In 1993, the commission's report on wartime human rights violations concluded that the ambush was set up to kill the journalists, and was ordered by Col. Mario Reyes Mena, a brigade commander.
Calls are now mounting in the Netherlands for Reyes Mena and others responsible for the killings to be brought to justice after a documentary shown on Dutch TV cast a spotlight on the never-prosecuted slayings. The investigative piece, aptly titled "In Cold Blood," revealed that Reyes Mena had been living for years in relative obscurity in the United States.
"It is very much in the interest of the Dutch government to bring those responsible for the deaths of the four journalists to justice," the Dutch foreign and justice ministers told lawmakers six weeks after the documentary aired. "Not only because it concerns four Dutch citizens who were shot dead, but also because it concerns journalists, who have an indispensable task in a democratic constitutional state."
"The government will make every effort to achieve this result," the ministers said.
Reyes Mena, now 79, lives in a Washington suburb.
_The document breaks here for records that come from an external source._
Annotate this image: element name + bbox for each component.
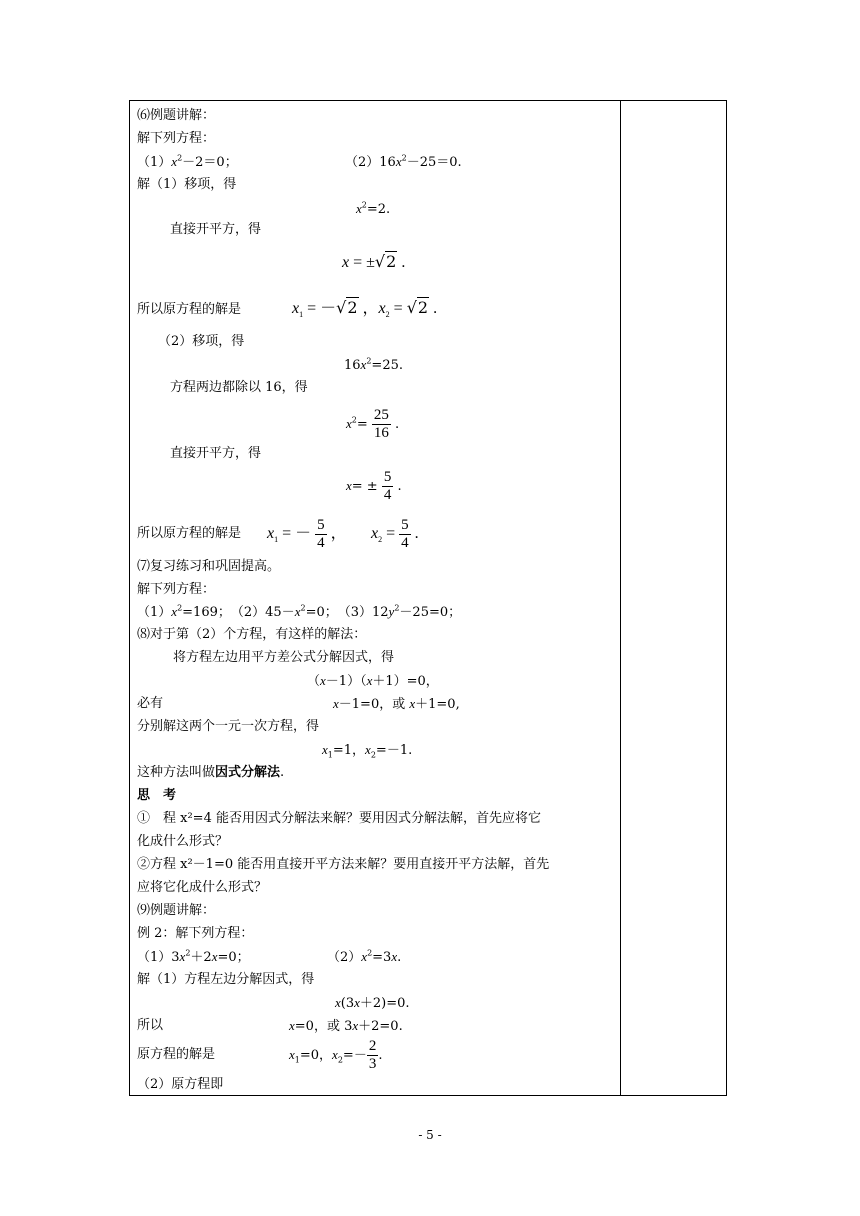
section-6-heading: ⑹例题讲解：: [137, 108, 216, 123]
solution-2-result: 所以原方程的解是 $x_1$ = － $\frac{5}{4}$ ， $x_2$ = $\frac{5}{4}$ .: [137, 516, 419, 551]
factored-equation: （x－1）（x＋1）=0，: [307, 673, 439, 689]
example-2-part-2: （2）原方程即: [137, 1077, 224, 1092]
equation-x2-eq-2: $x^2=2$.: [356, 200, 391, 217]
example-2-result: 原方程的解是 $x_1=0$，$x_2=-$ $\frac{2}{3}$ .: [137, 1038, 383, 1072]
equation-x2-frac: $x^2=$ $\frac{25}{16}$ .: [346, 407, 400, 441]
example-2-heading: 例 2：解下列方程：: [137, 926, 254, 941]
method-definition: 这种方法叫做因式分解法.: [137, 765, 285, 780]
so-line: 所以 x=0，或 3x＋2=0.: [137, 1018, 403, 1034]
question-2-line-2: 应将它化成什么形式？: [137, 880, 268, 895]
solution-2-step-3: 直接开平方，得: [170, 446, 262, 461]
solution-2-step-1: （2）移项，得: [158, 334, 245, 349]
practice-equations: $(1)x^2=169$； $(2)45-x^2=0$； $(3)12y^2-25=0$；: [137, 603, 462, 620]
factor-step-text: 将方程左边用平方差公式分解因式，得: [173, 650, 395, 665]
example-2-factored: x(3x＋2)=0.: [335, 995, 410, 1011]
question-1-line-1: ① 程 x²=4 能否用因式分解法来解？要用因式分解法解，首先应将它: [137, 811, 541, 826]
page-number: - 5 -: [418, 1128, 442, 1142]
solve-linear-text: 分别解这两个一元一次方程，得: [137, 719, 320, 734]
task-line: 解下列方程：: [137, 131, 216, 146]
must-have-line: 必有 x－1=0，或 x＋1=0,: [137, 696, 460, 712]
solution-1-step-2: 直接开平方，得: [170, 222, 262, 237]
task-line: 解下列方程：: [137, 582, 216, 597]
roots-line: $x_1=1$，$x_2=-1$.: [322, 742, 413, 760]
equations-line-1: $(1)x^2-2=0$； $(2)16x^2-25=0$.: [137, 153, 462, 170]
equation-x-pm-sqrt2: x = ±√2 .: [342, 252, 406, 271]
equation-16x2-eq-25: $16x^2=25$.: [344, 356, 403, 373]
section-7-heading: ⑺复习练习和巩固提高。: [137, 559, 281, 574]
think-heading: 思 考: [137, 788, 177, 803]
section-9-heading: ⑼例题讲解：: [137, 903, 216, 918]
lesson-table: [129, 100, 727, 1096]
section-8-heading: ⑻对于第（2）个方程，有这样的解法：: [137, 627, 367, 642]
example-2-equations: $(1)3x^2+2x=0$； $(2)x^2=3x$.: [137, 948, 402, 965]
example-2-solution-step: 解（1）方程左边分解因式，得: [137, 972, 315, 987]
equation-x-pm-frac: x= ± $\frac{5}{4}$ .: [346, 469, 402, 503]
question-1-line-2: 化成什么形式？: [137, 834, 229, 849]
table-column-divider: [620, 100, 621, 1096]
solution-1-step-1: 解（1）移项，得: [137, 177, 237, 192]
solution-1-result: 所以原方程的解是 $x_1 = -√2$ ，$x_2 = √2$ .: [137, 298, 438, 320]
solution-2-step-2: 方程两边都除以 16，得: [170, 380, 308, 395]
question-2-line-1: ②方程 x²－1=0 能否用直接开平方法来解？要用直接开平方法解，首先: [137, 857, 550, 872]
A legal resident of the United States since at least 1987, he is no longer shielded by a 1993 amnesty law that protected the military, paramilitary groups and guerrilla fighters from prosecution for human right abuses during the 12-year war. The Salvadoran Supreme Court declared the amnesty unconstitutional in 2016, though the country's legislature is now considering granting another one.
Even before the Dutch documentary aired in September, the attorney general's office in El Salvador had begun investigating possible criminal charges against Reyes Mena and Francisco Antonio Moran, the former head of the Salvadoran secret police who was also named in the U.N. report. The prosecutors were acting on a criminal complaint filed in March 2018 by lawyers for Gert Kuiper, a brother of one of the slain journalists, said Oscar Perez, a spokesman for Kuiper's legal team.
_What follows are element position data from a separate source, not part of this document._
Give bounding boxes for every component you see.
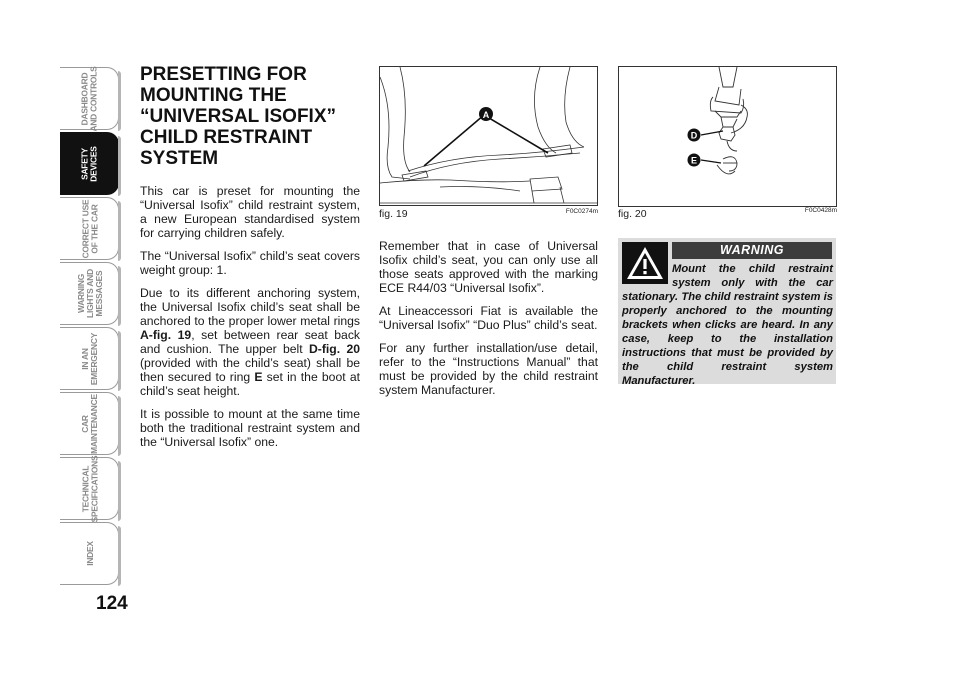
chapter-tabs bbox=[60, 66, 120, 586]
paragraph: The “Universal Isofix” child’s seat covers weight group: 1. bbox=[140, 249, 360, 277]
figure-19 bbox=[379, 66, 598, 221]
tab-label: TECHNICAL SPECIFICATIONS bbox=[80, 455, 99, 522]
figure-caption: fig. 19 bbox=[379, 208, 408, 220]
marker-a: A bbox=[482, 110, 490, 120]
figure-20-illustration bbox=[618, 66, 837, 207]
tab-technical-specifications[interactable] bbox=[60, 456, 120, 521]
fig-reference: A-fig. 19 bbox=[140, 328, 192, 342]
warning-heading: WARNING bbox=[672, 242, 832, 259]
paragraph: It is possible to mount at the same time both the traditional restraint system and the “Universal Isofix” one. bbox=[140, 407, 360, 449]
figure-caption: fig. 20 bbox=[618, 208, 647, 220]
paragraph: Due to its different anchoring system, the Universal Isofix child’s seat shall be anchored to the proper lower metal rings A-fig. 19, set between rear seat back and cushion. The upper belt D-fig. 20 (provided with the child’s seat) shall be then secured to ring E set in the boot at child’s seat height. bbox=[140, 286, 361, 398]
tab-label: CAR MAINTENANCE bbox=[80, 393, 99, 454]
secondary-text-column bbox=[379, 239, 598, 406]
tab-dashboard-and-controls[interactable] bbox=[60, 66, 120, 131]
warning-text: Mount the child restraint system only with the car stationary. The child restraint system is properly anchored to the mounting brackets when clicks are heard. In any case, keep to the installation instructions that must be provided by the child restraint system Manufacturer. bbox=[622, 263, 833, 387]
figure-code: F0C0428m bbox=[804, 207, 837, 214]
tab-in-an-emergency[interactable] bbox=[60, 326, 120, 391]
paragraph: Remember that in case of Universal Isofix child’s seat, you can only use all those seats approved with the marking ECE R44/03 “Universal Isofix”. bbox=[379, 239, 598, 295]
tab-correct-use-of-the-car[interactable] bbox=[60, 196, 120, 261]
tab-safety-devices[interactable] bbox=[60, 131, 120, 196]
marker-d: D bbox=[690, 130, 698, 141]
tab-label: DASHBOARD AND CONTROLS bbox=[80, 65, 99, 132]
tab-index[interactable] bbox=[60, 521, 120, 586]
tab-label: INDEX bbox=[84, 541, 95, 566]
paragraph: This car is preset for mounting the “Universal Isofix” child restraint system, a new European standardised system for carrying children safely. bbox=[140, 184, 360, 240]
tab-label: CORRECT USE OF THE CAR bbox=[79, 199, 99, 258]
section-title: PRESETTING FOR MOUNTING THE “UNIVERSAL ISOFIX” CHILD RESTRAINT SYSTEM bbox=[140, 64, 337, 169]
warning-text-block bbox=[622, 262, 833, 388]
figure-code: F0C0274m bbox=[565, 208, 598, 215]
tab-label: SAFETY DEVICES bbox=[80, 145, 99, 182]
tab-warning-lights-and-messages[interactable] bbox=[60, 261, 120, 326]
main-text-column bbox=[140, 64, 360, 458]
marker-e: E bbox=[690, 155, 698, 166]
top-tether-illustration bbox=[619, 67, 836, 206]
fig-reference: D-fig. 20 bbox=[308, 342, 361, 356]
figure-20 bbox=[618, 66, 837, 223]
tab-label: IN AN EMERGENCY bbox=[80, 332, 99, 385]
figure-19-illustration bbox=[379, 66, 598, 206]
paragraph: At Lineaccessori Fiat is available the “Universal Isofix” “Duo Plus” child’s seat. bbox=[379, 304, 598, 332]
tab-car-maintenance[interactable] bbox=[60, 391, 120, 456]
ring-reference: E bbox=[254, 370, 263, 384]
tab-label: WARNING LIGHTS AND MESSAGES bbox=[75, 269, 104, 318]
isofix-seat-illustration bbox=[380, 67, 597, 205]
paragraph: For any further installation/use detail, refer to the “Instructions Manual” that must be provided by the child restraint system Manufacturer. bbox=[379, 341, 598, 397]
warning-box bbox=[618, 238, 836, 387]
page-number: 124 bbox=[96, 593, 128, 614]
"I need to find justice," said Kuiper, whose older brother, Jan, was killed two days before his 40th birthday.
The Salvadoran attorney general's office won't comment on its confidential investigation, which the Dutch government says began last June.
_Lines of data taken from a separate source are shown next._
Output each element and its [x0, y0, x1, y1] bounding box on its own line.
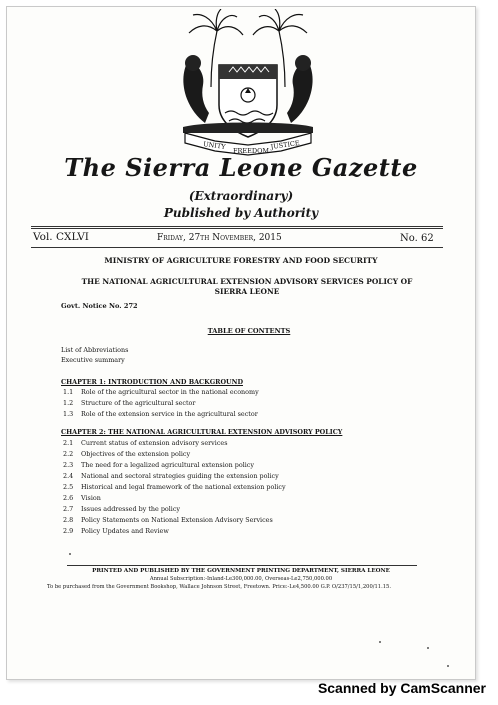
gazette-title: The Sierra Leone Gazette [64, 153, 418, 182]
coat-of-arms-icon [175, 9, 321, 159]
toc-item [63, 527, 169, 535]
toc-item [63, 399, 195, 407]
toc-item-text: The need for a legalized agricultural extension policy [81, 461, 254, 469]
toc-item-number: 1.2 [63, 399, 74, 407]
footer-rule-top [67, 565, 417, 566]
toc-front-item: Executive summary [61, 356, 125, 364]
toc-item [63, 439, 227, 447]
toc-item-text: National and sectoral strategies guiding the extension policy [81, 472, 279, 480]
toc-item-text: Objectives of the extension policy [81, 450, 191, 458]
toc-front-item: List of Abbreviations [61, 346, 129, 354]
motto-freedom: FREEDOM [233, 147, 270, 155]
extraordinary-label: (Extraordinary) [188, 189, 294, 203]
issue-date: Friday, 27th November, 2015 [157, 233, 282, 243]
chapter-2-heading: CHAPTER 2: THE NATIONAL AGRICULTURAL EXTENSION ADVISORY POLICY [61, 428, 343, 436]
ministry-heading: MINISTRY OF AGRICULTURE FORESTRY AND FOOD SECURITY [104, 256, 378, 265]
toc-item-number: 2.9 [63, 527, 74, 535]
toc-item-number: 2.1 [63, 439, 74, 447]
camscanner-watermark: Scanned by CamScanner [317, 680, 486, 696]
scan-speck [447, 665, 449, 667]
motto-justice: JUSTICE [270, 138, 301, 151]
toc-item [63, 516, 273, 524]
motto-unity: UNITY [202, 140, 226, 152]
toc-item-text: Current status of extension advisory services [81, 439, 228, 447]
toc-item-text: Policy Updates and Review [81, 527, 169, 535]
header-rule-top-2 [31, 228, 443, 229]
toc-item-text: Structure of the agricultural sector [81, 399, 196, 407]
toc-item-text: Role of the extension service in the agricultural sector [81, 410, 258, 418]
toc-title: TABLE OF CONTENTS [207, 327, 291, 335]
header-rule-top [31, 226, 443, 227]
policy-title [77, 277, 417, 297]
issue-number: No. 62 [400, 233, 434, 244]
toc-item [63, 450, 190, 458]
toc-item [63, 461, 254, 469]
toc-item [63, 483, 286, 491]
chapter-1-heading: CHAPTER 1: INTRODUCTION AND BACKGROUND [61, 378, 243, 386]
govt-notice-number: Govt. Notice No. 272 [61, 302, 138, 310]
toc-item [63, 410, 258, 418]
toc-item-text: Vision [81, 494, 101, 502]
toc-item-number: 1.3 [63, 410, 74, 418]
toc-item-text: Role of the agricultural sector in the national economy [81, 388, 259, 396]
toc-item-text: Issues addressed by the policy [81, 505, 181, 513]
scan-speck [427, 647, 429, 649]
toc-item-number: 2.2 [63, 450, 74, 458]
policy-title-line-2: SIERRA LEONE [214, 287, 280, 296]
toc-item [63, 472, 279, 480]
toc-item-number: 2.6 [63, 494, 74, 502]
printed-by-line: PRINTED AND PUBLISHED BY THE GOVERNMENT PRINTING DEPARTMENT, SIERRA LEONE [92, 568, 390, 574]
toc-item-text: Policy Statements on National Extension Advisory Services [81, 516, 273, 524]
volume-number: Vol. CXLVI [33, 231, 89, 243]
toc-item-text: Historical and legal framework of the national extension policy [81, 483, 286, 491]
subscription-line: Annual Subscription:-Inland-Le300,000.00, Overseas-Le2,750,000.00 [149, 576, 333, 582]
toc-item-number: 2.4 [63, 472, 74, 480]
toc-item [63, 505, 180, 513]
toc-item-number: 2.5 [63, 483, 74, 491]
purchase-line: To be purchased from the Government Bookshop, Wallace Johnson Street, Freetown. Price:-Le4,500.00 G.P. O/237/15/1,200/11.15. [47, 584, 392, 590]
gazette-page [6, 6, 476, 680]
policy-title-line-1: THE NATIONAL AGRICULTURAL EXTENSION ADVISORY SERVICES POLICY OF [81, 277, 413, 286]
toc-item [63, 388, 259, 396]
toc-item-number: 2.3 [63, 461, 74, 469]
toc-item [63, 494, 101, 502]
scan-speck [69, 553, 71, 555]
header-rule-bottom [31, 247, 443, 248]
authority-label: Published by Authority [163, 206, 319, 220]
toc-item-number: 2.8 [63, 516, 74, 524]
toc-item-number: 1.1 [63, 388, 74, 396]
toc-item-number: 2.7 [63, 505, 74, 513]
scan-speck [379, 641, 381, 643]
The developments come amid a growing push for justice on behalf of victims of El Salvador's civil war, during which an estimated 75,000 civilians were killed, mostly by U.S.-backed government security forces.
In November 2017, former Salvadoran army Col. Inocente Orlando Montano, accused in the 1989 massacre by soldiers of six Jesuit priests, their housekeeper and her daughter in San Salvador, was extradited from the United States to stand trial in Spain. Several of the victims were Spaniards. He remains jailed and the trial is expected to begin later this year.
In January 2016, former Defense Minister Jose Guillermo Garcia Merin was deported from the United States to El Salvador. He is among those being prosecuted for the December 1981 massacre by a U.S.-trained Salvadoran army battalion of almost 1,000 people in the village of El Mozote, the largest massacre in modern Latin American history.